In der Poleposition im Rennen um das größte Stück dieses neu zu verteilenden Kuchens befindet sich dabei Zur Rose. Mit einem Marktanteil von 36 Prozent und dem Marktführer DocMorris im Portfolio sind die Schweizer die klare Nummer 1 unter den Versandapotheken in Deutschland. Seit dem Börsengang im Juli 2017 bauen die Eidgenossen mit einer konsequenten Buy-and-Build-Strategie ihre Marktposition aus und katapultierten sich 2018 mit dem Kauf der drittgrößten deutschen Versandapotheke Medpex für satte 170 Millionen Euro auf die Position des Branchenprimus. Da Schweizer Aktien jedoch weiterhin nicht an den deutschen Börsen gehandelt werden können, bleibt Anlegern für Orders derzeit nur der Umweg über die Börse in Zürich. Das hat meist deutlich höhere Kosten für eine Ausführung zur Folge.

Nicht nur aufgrund der geringeren Spesen beim Handel lohnt deshalb ein Blick auf den Wettbewerber Shop Apotheke. Europaweit ist die deutsche Nummer 2 sogar Marktführer. Im dritten Quartal 2019 verbuchte das Unternehmen ein Umsatzplus von 30 Prozent auf 170,7 Millionen Euro, die Zahl der aktiven Kunden legte um 40 Prozent auf 4,5 Millionen zu. Bei der Vorlage der Gesamtjahreszahlen 2019 am 17. März rechnet der Vorstand mit Umsätzen von 700 Millionen Euro. Für das laufende Geschäftsjahr 2020 stellt die in Deutschland gegründete, vor neun Jahren aber von Europa Apotheek aus den Niederlanden übernommene Gesellschaft auf Ebitda-Basis außerdem den Sprung in die schwarzen Zahlen in Aussicht. Nach Ansicht der Analysten dürfte Shop Apotheke das Wachstums­tempo beibehalten, die Einführung der E-Rezepte in Deutschland ist einer der größten Umsatztreiber.

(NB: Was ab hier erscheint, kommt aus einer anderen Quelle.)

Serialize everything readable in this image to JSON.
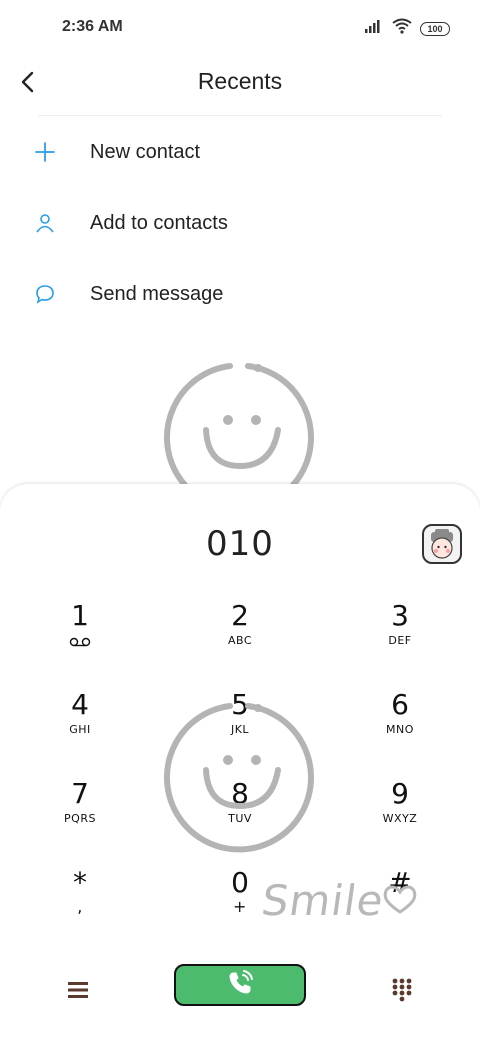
{
  "status_bar": {
    "time": "2:36 AM",
    "battery": "100",
    "icons": [
      "signal-icon",
      "wifi-icon",
      "battery-icon"
    ]
  },
  "header": {
    "title": "Recents",
    "back_icon": "back-arrow-icon"
  },
  "actions": [
    {
      "label": "New contact",
      "icon": "plus-icon"
    },
    {
      "label": "Add to contacts",
      "icon": "person-icon"
    },
    {
      "label": "Send message",
      "icon": "chat-bubble-icon"
    }
  ],
  "dialer": {
    "number": "010",
    "keys": [
      {
        "digit": "1",
        "letters": "voicemail"
      },
      {
        "digit": "2",
        "letters": "ABC"
      },
      {
        "digit": "3",
        "letters": "DEF"
      },
      {
        "digit": "4",
        "letters": "GHI"
      },
      {
        "digit": "5",
        "letters": "JKL"
      },
      {
        "digit": "6",
        "letters": "MNO"
      },
      {
        "digit": "7",
        "letters": "PQRS"
      },
      {
        "digit": "8",
        "letters": "TUV"
      },
      {
        "digit": "9",
        "letters": "WXYZ"
      },
      {
        "digit": "*",
        "letters": ","
      },
      {
        "digit": "0",
        "letters": "+"
      },
      {
        "digit": "#",
        "letters": ""
      }
    ],
    "decoration_text": "Smile"
  },
  "bottom_bar": {
    "menu_icon": "menu-icon",
    "call_icon": "phone-call-icon",
    "keypad_icon": "dialpad-icon"
  },
  "colors": {
    "accent": "#2a9de8",
    "call_green": "#4cbb6e",
    "dark_brown": "#5a3a2c"
  }
}
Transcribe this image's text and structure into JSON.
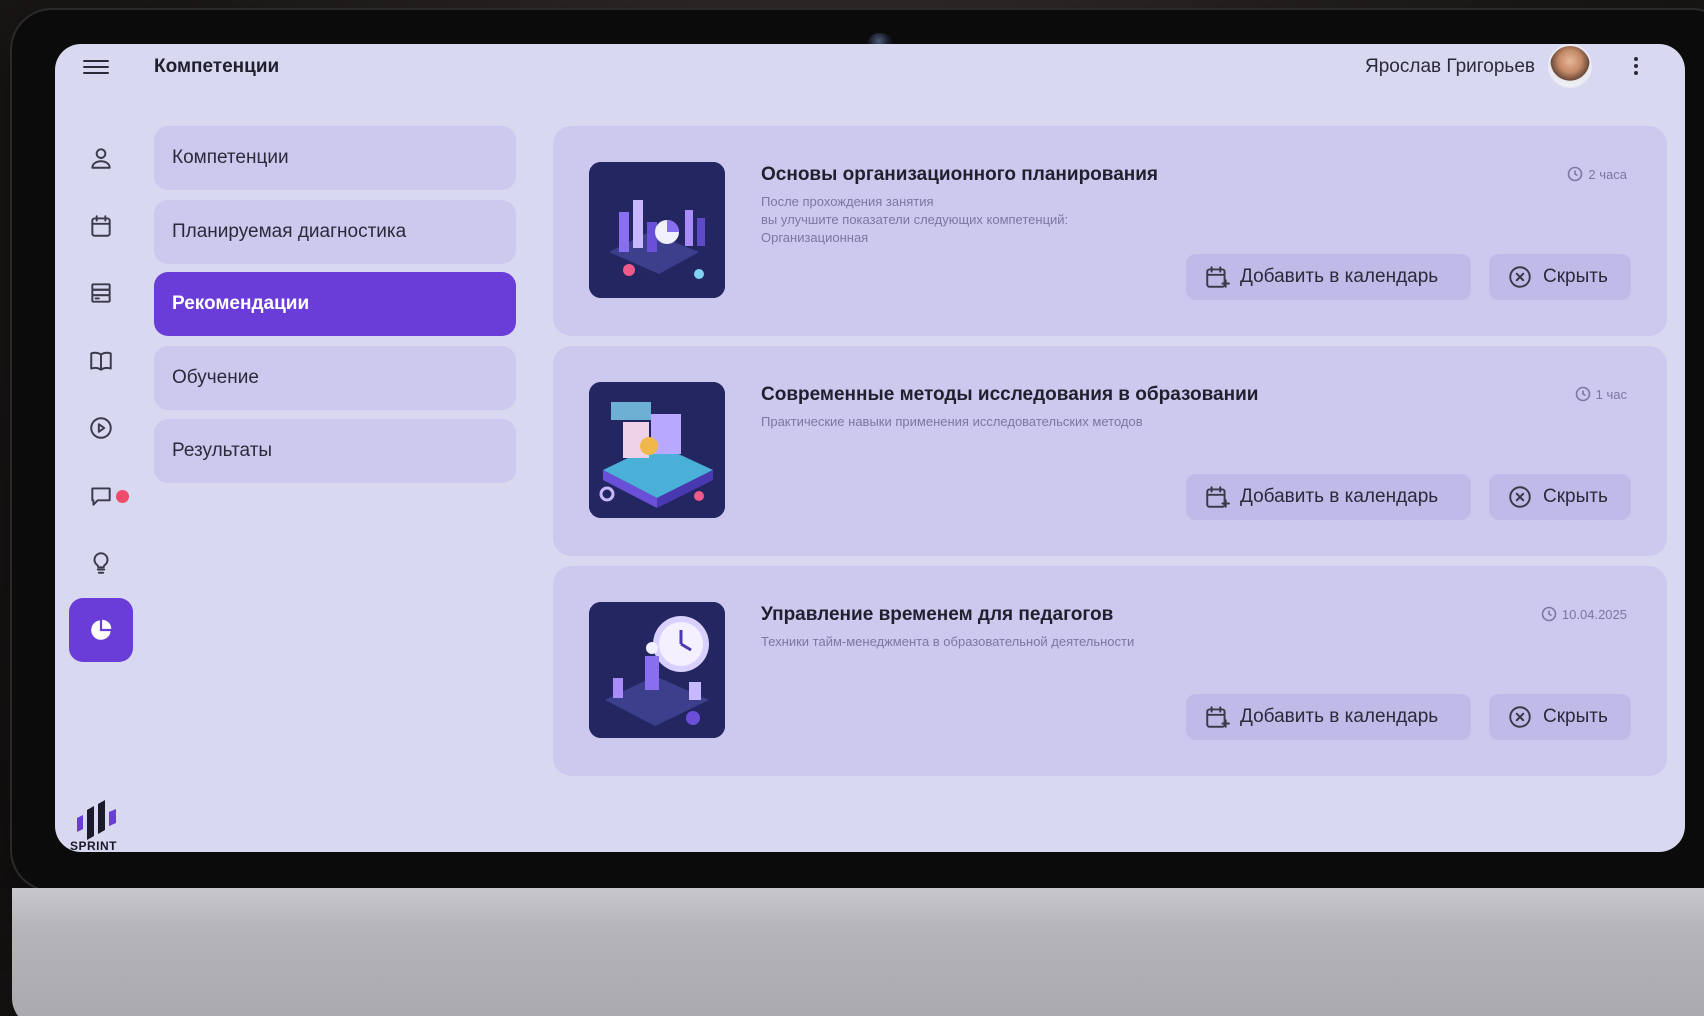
{
  "header": {
    "title": "Компетенции",
    "user_name": "Ярослав Григорьев"
  },
  "rail": {
    "items": [
      {
        "name": "profile",
        "icon": "user-icon"
      },
      {
        "name": "calendar",
        "icon": "calendar-icon"
      },
      {
        "name": "reports",
        "icon": "stack-icon"
      },
      {
        "name": "library",
        "icon": "book-icon"
      },
      {
        "name": "video",
        "icon": "play-icon"
      },
      {
        "name": "chat",
        "icon": "chat-icon",
        "has_notification": true
      },
      {
        "name": "ideas",
        "icon": "lightbulb-icon"
      },
      {
        "name": "competencies",
        "icon": "pie-chart-icon",
        "active": true
      }
    ],
    "logo_text": "SPRINT"
  },
  "subnav": {
    "items": [
      {
        "label": "Компетенции"
      },
      {
        "label": "Планируемая диагностика"
      },
      {
        "label": "Рекомендации",
        "active": true
      },
      {
        "label": "Обучение"
      },
      {
        "label": "Результаты"
      }
    ]
  },
  "recommendations": [
    {
      "title": "Основы организационного планирования",
      "description_lines": [
        "После прохождения занятия",
        "вы улучшите показатели следующих компетенций:",
        "Организационная"
      ],
      "meta": "2 часа",
      "add_label": "Добавить в календарь",
      "hide_label": "Скрыть"
    },
    {
      "title": "Современные методы исследования в образовании",
      "description_lines": [
        "Практические навыки применения исследовательских методов"
      ],
      "meta": "1 час",
      "add_label": "Добавить в календарь",
      "hide_label": "Скрыть"
    },
    {
      "title": "Управление временем для педагогов",
      "description_lines": [
        "Техники тайм-менеджмента в образовательной деятельности"
      ],
      "meta": "10.04.2025",
      "add_label": "Добавить в календарь",
      "hide_label": "Скрыть"
    }
  ],
  "colors": {
    "accent": "#6a3cd8",
    "screen_bg": "#d8d8f0",
    "card_bg": "#cdc9ee",
    "notification": "#f04b6a"
  }
}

Die bevorstehende Digitalisierung des deutschen Pharmamarkts dürfte über kurz oder lang auch bei finanzstarken internationalen Großkonzernen Begehrlichkeiten wecken. In den USA stieg Amazon beispielsweise mit dem Kauf von PillPack vor zwei Jahren in den Medikamentenhandel ein und schreckte damit die bisherigen Platzhirsche wie CVS Health oder Walgreens Boots Alliance auf, die neben dem stationären Apothekenhandel schon lange im Onlinehandel aktiv sind. Über eine Kooperation mit der Bienen-Apotheke in München hat Amazon übrigens auch in Deutschland bereits einen Fuß in der Tür. Walgreens steckt derweil wohl in der schwierigsten Phase seit Gründung des Unternehmens, während CVS Health die Markterwartungen im jüngsten Quartalsbericht klar übertreffen konnte. Seit unserer Kaufempfehlung in BÖRSE ONLINE 30/2019 ging es für den Aktienkurs bereits kräftig nach oben.